Boosting Māori primary produce

Tuesday, 11 February, 2014

The Federation of Māori Authorities and the Massey University-led Riddet Institute have signed an agreement aimed at providing distinctiveness and added value to Māori primary produce.

The institute is a national centre of research excellence, based at the university’s Manawatū campus, involving scientists from AgResearch, Plant and Food Research and the Universities of Auckland and Otago as well as Massey.

Under the agreement with the federation, it will provide strategic advice on food research and innovation for specific opportunities that have been identified by the Māori authorities.

In 2012, the institute published a report called ‘A Call to Arms’ that said Māori agri-food assets form 15% of national dairy production, 18-20% of beef and lamb production and 50% of seafood production - and have considerable growth potential beyond that.

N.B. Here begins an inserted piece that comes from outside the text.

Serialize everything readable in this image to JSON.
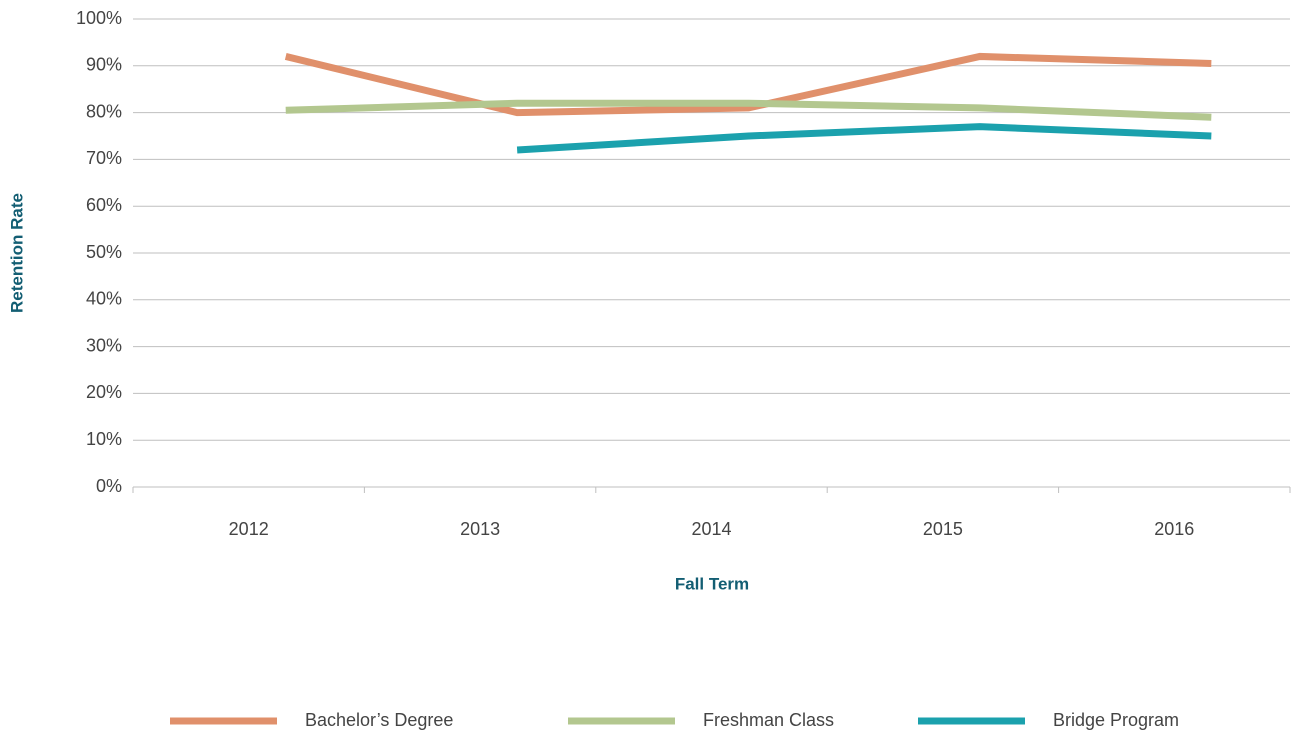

Institute food innovation manager Dr Abby Thompson says the new agreement "recognises the synergy that is possible through our working more closely together". Dr Thompson says a key role of the institute is supporting the growth and development of New Zealand’s agri-food industry, while the federation has a similar role in advancing the Māori economy, which is currently valued at about $37 billion.

Federation chief executive TeHoripo Karaitiana says the Māori agri-business sector had lifted its performance considerably over the past decade and is now looking beyond the farm gate at niche, high-value opportunities in the international marketplace. “That makes a relationship with an internationally recognised research provider, such as the Riddet, all the more important,” Karaitiana says. “They will be able to help us understand what the future of food is, and how we should be positioning ourselves and looking to distinguish our market offerings.”

He noted that the institute’s expertise and areas of research interest extended well beyond traditional food forms into the new means of delivering nutrition and supporting nutritional uptake. “These are areas we need to turn our attention to."